小此木氏がIR誘致の取りやめを打ち出したのは、当然、菅首相と話し合った末の結論だ。そこには選挙戦術ばかりではなく、ある人物との対立を避けた面がある。
横浜港運協会前会長、藤木幸夫氏。90歳。港湾荷役業「藤木企業」の会長にして横浜エフエム放送や横浜スタジアムの会長でもある。創業者である父、故藤木幸太郎氏や「田岡のおじさん」と慕う山口組の故田岡一雄氏らから男の生き様、義理人情の大切さを教え込まれ、港湾で働く人々をまとめて、ミナトの発展に尽力してきた。
自民党の二階幹事長を「兄弟分」と呼び、菅首相や小此木氏とも親しい。横浜港のドンと呼ばれるその人が、「山下埠頭をバクチ場にしない」と、IR誘致に猛反対しているのだ。
横浜市は「日本一大きい田舎」といわれる。18の区のうち都会といえるのは中区と西区で、大多数の横浜市民は郊外の住宅地などで暮らしている。ところが、カジノ論争など選挙の争点はもっぱら、利権や“しがらみ”のからまった中区と西区の話ばかりで、一般市民の意識とは甚だしく乖離している。それだけに、土地の有力者の市政への影響力もまた強いといえる。
2019年7月、カジノなしで国際展示場や高級ホテルを設ける独自の開発計画を推進するため「横浜港ハーバーリゾート協会」を設立した藤木氏は、記者会見でこう語っていた。
「菅さんとはとっても親しいですよ。彼も俺を大事にしてくれるし。ただ今立場がね、安倍さんの腰ぎんちゃくでしょ。安倍さんはトランプさんの腰ぎんちゃくでしょ…安倍も菅もトランプさんの鼻息を窺ったりね。さびしいけど現実はそうでしょ」
IRカジノ推進の背後に、「ハードパワーがある」と藤木氏は言い、トランプ、安倍、菅の名をあげて、黒幕たちの存在をにおわしていたのである。

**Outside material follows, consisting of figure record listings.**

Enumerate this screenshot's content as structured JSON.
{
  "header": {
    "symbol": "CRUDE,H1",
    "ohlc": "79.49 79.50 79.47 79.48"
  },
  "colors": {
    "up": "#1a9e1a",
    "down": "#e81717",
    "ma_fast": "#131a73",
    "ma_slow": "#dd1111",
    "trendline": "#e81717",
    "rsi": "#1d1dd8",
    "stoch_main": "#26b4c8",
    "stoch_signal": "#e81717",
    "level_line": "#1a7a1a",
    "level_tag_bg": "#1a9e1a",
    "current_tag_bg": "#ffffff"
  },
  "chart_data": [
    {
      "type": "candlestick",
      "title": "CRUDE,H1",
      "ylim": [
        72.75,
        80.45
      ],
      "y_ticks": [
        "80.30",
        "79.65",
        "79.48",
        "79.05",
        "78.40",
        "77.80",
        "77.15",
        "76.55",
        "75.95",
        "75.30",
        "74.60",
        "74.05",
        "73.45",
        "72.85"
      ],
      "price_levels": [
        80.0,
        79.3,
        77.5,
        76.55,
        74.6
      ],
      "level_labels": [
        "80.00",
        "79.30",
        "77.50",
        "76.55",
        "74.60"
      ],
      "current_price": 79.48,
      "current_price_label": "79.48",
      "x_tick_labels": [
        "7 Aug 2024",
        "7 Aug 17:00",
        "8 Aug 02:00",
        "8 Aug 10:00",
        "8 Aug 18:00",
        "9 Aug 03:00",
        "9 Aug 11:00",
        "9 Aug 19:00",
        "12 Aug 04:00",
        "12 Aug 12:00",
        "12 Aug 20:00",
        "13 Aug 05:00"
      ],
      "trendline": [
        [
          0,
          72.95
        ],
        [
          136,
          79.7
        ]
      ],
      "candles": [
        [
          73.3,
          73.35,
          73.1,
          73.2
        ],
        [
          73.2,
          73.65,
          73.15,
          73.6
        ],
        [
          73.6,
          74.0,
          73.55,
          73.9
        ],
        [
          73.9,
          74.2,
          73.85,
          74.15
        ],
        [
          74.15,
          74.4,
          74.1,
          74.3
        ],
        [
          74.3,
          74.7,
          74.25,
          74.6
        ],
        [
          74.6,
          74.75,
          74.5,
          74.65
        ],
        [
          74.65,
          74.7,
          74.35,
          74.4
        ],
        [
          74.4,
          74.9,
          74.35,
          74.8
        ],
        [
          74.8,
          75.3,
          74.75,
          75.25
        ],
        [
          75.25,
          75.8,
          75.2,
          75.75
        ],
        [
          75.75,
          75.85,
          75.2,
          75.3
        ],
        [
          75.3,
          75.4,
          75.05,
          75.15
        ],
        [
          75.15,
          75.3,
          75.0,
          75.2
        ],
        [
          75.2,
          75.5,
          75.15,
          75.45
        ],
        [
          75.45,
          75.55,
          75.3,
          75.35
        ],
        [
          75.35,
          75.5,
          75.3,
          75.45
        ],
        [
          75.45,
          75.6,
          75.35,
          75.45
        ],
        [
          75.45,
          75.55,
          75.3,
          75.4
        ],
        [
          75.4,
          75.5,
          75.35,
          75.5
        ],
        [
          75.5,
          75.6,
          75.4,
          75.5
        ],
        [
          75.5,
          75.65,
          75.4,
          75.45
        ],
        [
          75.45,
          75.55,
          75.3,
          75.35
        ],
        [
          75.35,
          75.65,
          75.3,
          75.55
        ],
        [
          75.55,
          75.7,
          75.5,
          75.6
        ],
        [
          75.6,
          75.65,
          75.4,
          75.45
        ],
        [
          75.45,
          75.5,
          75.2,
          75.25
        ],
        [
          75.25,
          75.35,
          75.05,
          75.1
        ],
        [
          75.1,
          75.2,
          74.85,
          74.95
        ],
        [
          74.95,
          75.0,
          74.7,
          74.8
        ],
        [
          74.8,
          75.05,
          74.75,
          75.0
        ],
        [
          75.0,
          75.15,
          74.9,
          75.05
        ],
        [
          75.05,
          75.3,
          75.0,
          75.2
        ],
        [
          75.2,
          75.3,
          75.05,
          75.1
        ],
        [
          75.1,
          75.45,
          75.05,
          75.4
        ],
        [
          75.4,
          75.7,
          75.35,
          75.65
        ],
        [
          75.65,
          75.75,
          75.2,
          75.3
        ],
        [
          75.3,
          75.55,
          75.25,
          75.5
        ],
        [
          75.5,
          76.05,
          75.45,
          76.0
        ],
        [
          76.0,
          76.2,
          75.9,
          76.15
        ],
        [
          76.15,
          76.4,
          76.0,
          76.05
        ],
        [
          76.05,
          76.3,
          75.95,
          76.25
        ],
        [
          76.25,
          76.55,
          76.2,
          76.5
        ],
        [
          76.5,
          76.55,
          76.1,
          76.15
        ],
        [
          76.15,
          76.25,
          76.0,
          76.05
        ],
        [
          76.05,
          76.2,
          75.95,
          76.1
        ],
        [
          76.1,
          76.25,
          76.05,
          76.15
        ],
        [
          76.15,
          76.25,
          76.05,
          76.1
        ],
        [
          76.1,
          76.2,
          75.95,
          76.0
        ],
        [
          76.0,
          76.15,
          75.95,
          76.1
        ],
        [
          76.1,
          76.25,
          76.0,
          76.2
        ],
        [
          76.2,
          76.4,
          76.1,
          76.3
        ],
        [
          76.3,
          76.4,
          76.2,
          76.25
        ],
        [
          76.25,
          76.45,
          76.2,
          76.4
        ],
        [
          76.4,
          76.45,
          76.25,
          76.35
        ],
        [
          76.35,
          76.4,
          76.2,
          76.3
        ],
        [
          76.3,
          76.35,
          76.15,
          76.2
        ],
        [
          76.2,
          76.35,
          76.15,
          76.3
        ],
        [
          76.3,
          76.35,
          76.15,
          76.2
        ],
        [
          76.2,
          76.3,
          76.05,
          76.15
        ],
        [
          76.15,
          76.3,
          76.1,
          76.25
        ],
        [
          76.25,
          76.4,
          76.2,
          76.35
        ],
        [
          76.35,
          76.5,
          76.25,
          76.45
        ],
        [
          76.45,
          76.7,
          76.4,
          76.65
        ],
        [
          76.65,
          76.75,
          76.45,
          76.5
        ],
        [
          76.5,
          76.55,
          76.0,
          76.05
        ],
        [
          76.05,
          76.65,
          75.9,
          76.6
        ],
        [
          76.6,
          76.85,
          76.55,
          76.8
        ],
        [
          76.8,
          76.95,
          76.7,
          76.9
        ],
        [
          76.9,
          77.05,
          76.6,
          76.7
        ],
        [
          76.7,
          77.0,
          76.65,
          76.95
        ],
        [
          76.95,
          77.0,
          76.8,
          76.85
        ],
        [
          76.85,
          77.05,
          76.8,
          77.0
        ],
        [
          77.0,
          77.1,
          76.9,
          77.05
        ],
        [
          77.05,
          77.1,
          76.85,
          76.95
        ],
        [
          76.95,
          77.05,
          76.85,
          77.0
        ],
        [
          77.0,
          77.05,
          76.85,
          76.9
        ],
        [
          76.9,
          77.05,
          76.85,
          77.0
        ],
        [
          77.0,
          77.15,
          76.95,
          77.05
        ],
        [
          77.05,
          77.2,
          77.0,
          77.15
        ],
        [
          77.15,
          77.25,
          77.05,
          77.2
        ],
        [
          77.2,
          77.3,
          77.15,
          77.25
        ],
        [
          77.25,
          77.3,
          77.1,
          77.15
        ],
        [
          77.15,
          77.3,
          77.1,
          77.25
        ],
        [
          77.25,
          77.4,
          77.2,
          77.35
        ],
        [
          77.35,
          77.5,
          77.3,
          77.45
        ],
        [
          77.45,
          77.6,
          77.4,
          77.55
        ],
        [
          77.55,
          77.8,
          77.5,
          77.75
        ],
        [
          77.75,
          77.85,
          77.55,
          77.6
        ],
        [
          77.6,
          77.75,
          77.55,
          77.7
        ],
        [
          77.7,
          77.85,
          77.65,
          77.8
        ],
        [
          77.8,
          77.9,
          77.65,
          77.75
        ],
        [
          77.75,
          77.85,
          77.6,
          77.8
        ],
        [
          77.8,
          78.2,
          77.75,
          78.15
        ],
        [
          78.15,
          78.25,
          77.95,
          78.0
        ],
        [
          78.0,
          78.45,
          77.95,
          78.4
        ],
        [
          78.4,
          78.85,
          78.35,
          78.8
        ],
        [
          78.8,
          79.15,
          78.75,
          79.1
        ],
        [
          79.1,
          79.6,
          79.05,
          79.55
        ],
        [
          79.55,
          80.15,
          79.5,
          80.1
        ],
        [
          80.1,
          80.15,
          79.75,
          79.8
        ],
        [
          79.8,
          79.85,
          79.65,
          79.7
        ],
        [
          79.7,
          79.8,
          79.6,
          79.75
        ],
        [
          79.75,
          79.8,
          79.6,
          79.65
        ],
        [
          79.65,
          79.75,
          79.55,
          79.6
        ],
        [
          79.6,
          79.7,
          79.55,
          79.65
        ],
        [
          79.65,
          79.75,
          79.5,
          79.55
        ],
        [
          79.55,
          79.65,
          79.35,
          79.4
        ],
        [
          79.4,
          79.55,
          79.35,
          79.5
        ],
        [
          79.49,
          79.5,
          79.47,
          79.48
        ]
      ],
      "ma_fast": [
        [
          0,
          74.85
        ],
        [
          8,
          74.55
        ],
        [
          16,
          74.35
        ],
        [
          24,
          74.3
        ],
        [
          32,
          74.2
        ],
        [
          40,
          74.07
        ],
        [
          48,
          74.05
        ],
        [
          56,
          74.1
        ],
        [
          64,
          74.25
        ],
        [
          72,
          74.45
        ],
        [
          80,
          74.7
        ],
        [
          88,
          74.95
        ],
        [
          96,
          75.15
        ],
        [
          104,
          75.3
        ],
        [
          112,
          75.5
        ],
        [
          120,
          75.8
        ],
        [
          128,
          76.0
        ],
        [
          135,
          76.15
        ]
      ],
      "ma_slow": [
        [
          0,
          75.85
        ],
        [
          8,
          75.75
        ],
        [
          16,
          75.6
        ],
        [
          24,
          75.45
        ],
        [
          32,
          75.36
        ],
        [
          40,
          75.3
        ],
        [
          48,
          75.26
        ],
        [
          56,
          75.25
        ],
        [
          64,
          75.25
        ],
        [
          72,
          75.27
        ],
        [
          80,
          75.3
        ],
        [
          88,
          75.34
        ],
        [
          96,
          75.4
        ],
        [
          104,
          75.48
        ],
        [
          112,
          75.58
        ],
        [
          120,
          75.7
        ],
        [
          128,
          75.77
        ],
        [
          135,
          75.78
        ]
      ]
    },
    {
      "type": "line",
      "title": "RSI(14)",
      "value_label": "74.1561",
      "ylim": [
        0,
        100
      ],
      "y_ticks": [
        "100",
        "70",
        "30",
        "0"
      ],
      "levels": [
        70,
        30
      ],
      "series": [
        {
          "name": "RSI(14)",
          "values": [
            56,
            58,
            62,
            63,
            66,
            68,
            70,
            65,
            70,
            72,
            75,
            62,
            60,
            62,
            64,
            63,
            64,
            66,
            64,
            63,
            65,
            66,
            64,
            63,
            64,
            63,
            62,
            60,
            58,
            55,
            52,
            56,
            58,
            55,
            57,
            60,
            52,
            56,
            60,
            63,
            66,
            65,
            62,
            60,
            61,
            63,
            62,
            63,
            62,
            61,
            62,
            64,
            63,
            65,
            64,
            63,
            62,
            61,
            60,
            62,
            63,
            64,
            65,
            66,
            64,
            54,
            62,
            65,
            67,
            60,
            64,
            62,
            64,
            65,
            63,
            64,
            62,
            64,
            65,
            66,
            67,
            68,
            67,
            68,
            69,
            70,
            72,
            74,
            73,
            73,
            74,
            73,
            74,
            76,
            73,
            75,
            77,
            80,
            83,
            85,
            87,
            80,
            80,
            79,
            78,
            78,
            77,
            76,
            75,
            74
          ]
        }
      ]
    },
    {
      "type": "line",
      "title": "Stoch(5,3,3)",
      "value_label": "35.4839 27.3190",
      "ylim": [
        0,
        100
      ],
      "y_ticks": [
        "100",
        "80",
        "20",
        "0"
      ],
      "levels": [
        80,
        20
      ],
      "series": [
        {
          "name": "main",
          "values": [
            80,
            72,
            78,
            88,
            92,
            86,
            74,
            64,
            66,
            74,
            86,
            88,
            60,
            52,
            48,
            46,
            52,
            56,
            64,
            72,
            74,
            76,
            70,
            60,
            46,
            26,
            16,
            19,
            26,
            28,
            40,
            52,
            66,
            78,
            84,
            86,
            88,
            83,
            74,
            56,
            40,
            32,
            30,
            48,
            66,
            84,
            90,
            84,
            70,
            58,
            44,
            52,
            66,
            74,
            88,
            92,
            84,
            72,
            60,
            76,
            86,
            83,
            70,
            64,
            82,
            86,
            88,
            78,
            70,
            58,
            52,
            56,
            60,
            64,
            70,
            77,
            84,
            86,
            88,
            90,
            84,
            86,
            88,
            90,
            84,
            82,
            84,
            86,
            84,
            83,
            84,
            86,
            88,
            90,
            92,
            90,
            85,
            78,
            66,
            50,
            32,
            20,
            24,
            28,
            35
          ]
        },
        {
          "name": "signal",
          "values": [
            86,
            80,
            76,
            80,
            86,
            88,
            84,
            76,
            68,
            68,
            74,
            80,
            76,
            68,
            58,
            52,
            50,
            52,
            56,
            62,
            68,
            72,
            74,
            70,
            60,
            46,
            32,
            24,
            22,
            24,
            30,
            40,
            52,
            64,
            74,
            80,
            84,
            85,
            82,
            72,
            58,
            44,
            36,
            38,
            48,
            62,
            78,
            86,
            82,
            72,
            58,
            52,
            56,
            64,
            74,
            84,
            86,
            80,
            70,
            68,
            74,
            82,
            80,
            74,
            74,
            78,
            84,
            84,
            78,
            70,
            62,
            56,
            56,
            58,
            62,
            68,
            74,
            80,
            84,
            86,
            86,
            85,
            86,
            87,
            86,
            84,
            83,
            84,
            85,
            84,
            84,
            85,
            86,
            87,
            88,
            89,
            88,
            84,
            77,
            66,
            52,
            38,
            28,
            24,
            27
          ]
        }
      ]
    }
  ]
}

横浜市の政財界に影響力のある藤木氏のような人物を敵に回すのは得策ではない、と菅首相や二階幹事長は考えたのだろう。IR誘致を明言してしまった林文子氏を推す選択肢は、その意味でもありえない。では、誰がいいのか。藤木氏と親友だった小此木彦三郎氏の息子、八郎氏なら、藤木氏をうまく懐柔できるのではないか。そんな腹が透けて見える。
横浜市は5月末、IR事業者を公募。「ゲンティン・シンガポール」「セガサミーホールディングス」「鹿島建設」の連合と、「メルコリゾーツ&エンターテインメント」「大成建設」の連合から応募があった。この夏には事業者が選定される運びになっているが、これを推進してきた林市長が立候補する可能性が薄いとなれば、先は甚だしく不透明だ。
今後の注目点は、藤木氏が「IR誘致はやめる」と宗旨替えした小此木氏につくかどうかだ。
藤木氏が会長を務める横浜港ハーバーリゾート協会の今年度総会で、「会長のまとめ」と題する資料が配布された。そこには、以下のような文言が記されている。
菅さんは秋田の人で、横浜の人でない
IRカジノは事業にならない。単なる博打場だ
それでも、やるというのは正気ではない
明らかな菅首相批判である。藤木氏と組むつもりで小此木氏が「IR反対」を唱え、大臣を辞めたのなら、当然、藤木氏は小此木氏を全面支援するだろう。
むろん、藤木氏が、小此木氏の背後に相変わらず菅氏の存在を見るなら、違う展開になる…いやむしろ、菅、小此木、藤木の三氏は阿吽の呼吸で“出来レース”を繰り広げているのかもしれない。